Looking at the paragraph above, it's hard to imagine that anyone needs to read this blog any further, since the proposition is so ridiculous. Not many companies get so large by giving money away to people to do something so obviously useless. However, the mail I received suggests that many hundreds of people received the same instance of the letter I received. (Of course, I imagine that the number of people who've received some variation of this letter over the years runs into many, many millions.) But perhaps we can learn something from the particular social engineering tricks used here.

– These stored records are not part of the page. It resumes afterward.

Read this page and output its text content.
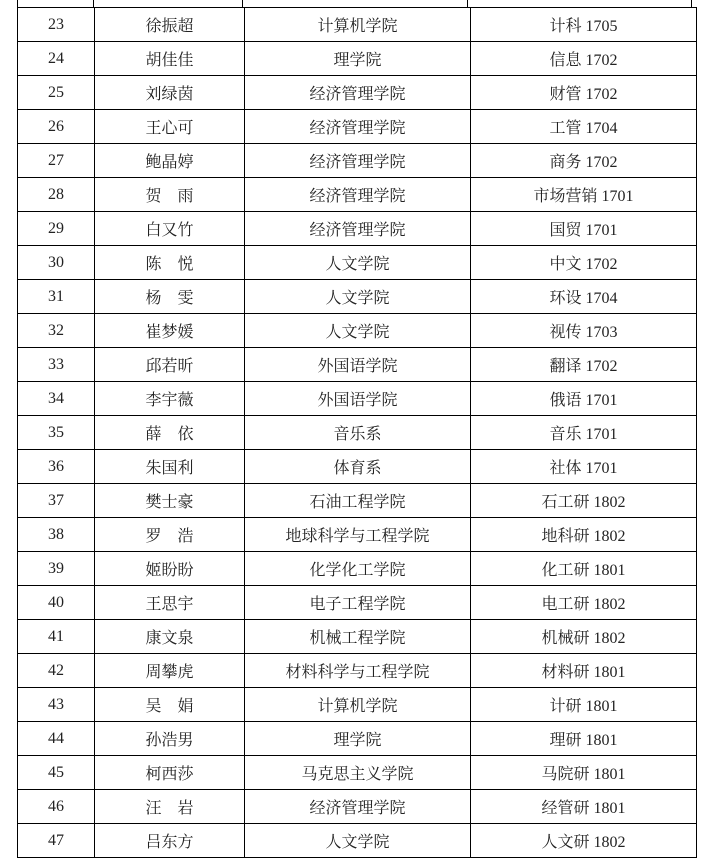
23	徐振超	计算机学院	计科 1705
24	胡佳佳	理学院	信息 1702
25	刘绿茵	经济管理学院	财管 1702
26	王心可	经济管理学院	工管 1704
27	鲍晶婷	经济管理学院	商务 1702
28	贺　雨	经济管理学院	市场营销 1701
29	白又竹	经济管理学院	国贸 1701
30	陈　悦	人文学院	中文 1702
31	杨　雯	人文学院	环设 1704
32	崔梦媛	人文学院	视传 1703
33	邱若昕	外国语学院	翻译 1702
34	李宇薇	外国语学院	俄语 1701
35	薛　依	音乐系	音乐 1701
36	朱国利	体育系	社体 1701
37	樊士豪	石油工程学院	石工研 1802
38	罗　浩	地球科学与工程学院	地科研 1802
39	姬盼盼	化学化工学院	化工研 1801
40	王思宇	电子工程学院	电工研 1802
41	康文泉	机械工程学院	机械研 1802
42	周攀虎	材料科学与工程学院	材料研 1801
43	吴　娟	计算机学院	计研 1801
44	孙浩男	理学院	理研 1801
45	柯西莎	马克思主义学院	马院研 1801
46	汪　岩	经济管理学院	经管研 1801
47	吕东方	人文学院	人文研 1802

  •  By way of adding spurious circumstantial detail to make it sound more convincing, we're told that the original mail came from an attorney called Pearlas Sandborn. Not a very well-informed one, since she  doesn't know the difference between Microsoft and Intel, or that Bill Gates is not the big name at Microsoft these days.
  • However, she does appear to be aware of a law suit filed by Pepsi Cola against General Electric that no-one else has ever heard of, since she cites it as the sort of class action that would be filed against Microsoft/AOL/Intel if they didn't honor this promise of money for chain mail. Hmm. I'm not an attorney, but I don't see how one company suing another (even if it had ever happened) can be a class action. I certainly don't see how the claims of a chain letter can somehow impose an obligation on international corporations. But evidently this sounds impressive to someone, given the success of the hoax.
  • Still, let's move on. Apparently Ms Sandborn is not the only person contributing to this email thread who "knows the law". OK. If someone I don't know tells me they know the law, I always believe them. The same way that when 6-year-olds tell me that fairies and Saint Nick really exist, I always believe them.
  • Then there's the assurance that this  beta service got two pages in USA Today on Tuesday. I'm not sure which Tuesday, since, like all these things, the audit trail appears to end with one rlmosher@verizon.net who is apparently forwarding a message sent by an anonymous "tech savvy" friend. However, this bit of circumstantial "evidence" has been around for quite a while, so I guess it was many Tuesday's ago. Or, far more likely, a complete fabrication to make the story more convincing.

Quite a few of the recipients of this silliness have made some response along the lines of "I'm not sure I believe this,  but it must be worth a shot."

Well, I guess forwarding one email on the offchance of a $24,000 check doesn't seem a big deal. The individual isn't usually aware of the high volume of similar rubbish wasting the time of overworked mail and security administrators, and may not be concerned that somewhere behind each of these there's some pathetic little hoaxer laughing up his sleeve. It's not as though by forwarding one of these you're likely to get stung by a 419 scammer demanding money in advance so that he can send you a few million dollars.

Except, of course, that people who are naive enough to fall for one of these are also likely to fall for financially dangerous scams. And everyone who forwards these things is encouraging a culture of reckless ignorance of the risks of assuming that everyone on the Internet is (1) who they say they are (2) automatically trustworthy.

Why do people who are quite rational and careful off-line suddenly turn into con victims when they log in to email, believing that hard-headed businessmen are going to give them something for nothing?